Soudain la porte s’ouvrit. Une infirmière inconnue, maigre et au teint blafard, entra à grandes enjambées dans la cellule. Dans un regain subit de lucidité, Cent se concentra, essayant d’arracher à sa mémoire des bribes de phrase qu’il pourrait crier, hurler comme un fou, un mot ou deux, quelque chose ! L’infirmière se dirigea machinalement vers le patient et, sans lui accorder le moindre regard, dans une parfaite indifférence, retira d’un geste neutre la seringue. Elle se retourna puis s’en alla, refermant silencieusement la porte derrière elle. Cent retomba dans sa torpeur profonde, presque léthargique.

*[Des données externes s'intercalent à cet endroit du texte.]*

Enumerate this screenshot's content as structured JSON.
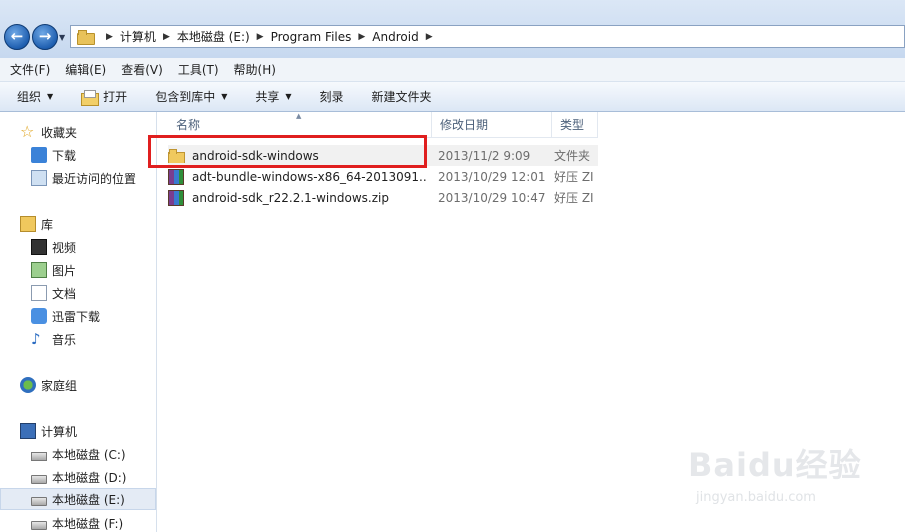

Le visage hébété, le regard vitreux, la bouche grande ouverte laissant pendre une langue épaisse et blanchâtre, et d’où suintait lentement un mince filet de bave, le patient numéro cent de l’Unité Psychiatrique Révolutionnaire numéro douze resta solidement attaché au moyen de sangles de contentions sur le lit métallique de la cellule révolutionnaire numéro mille.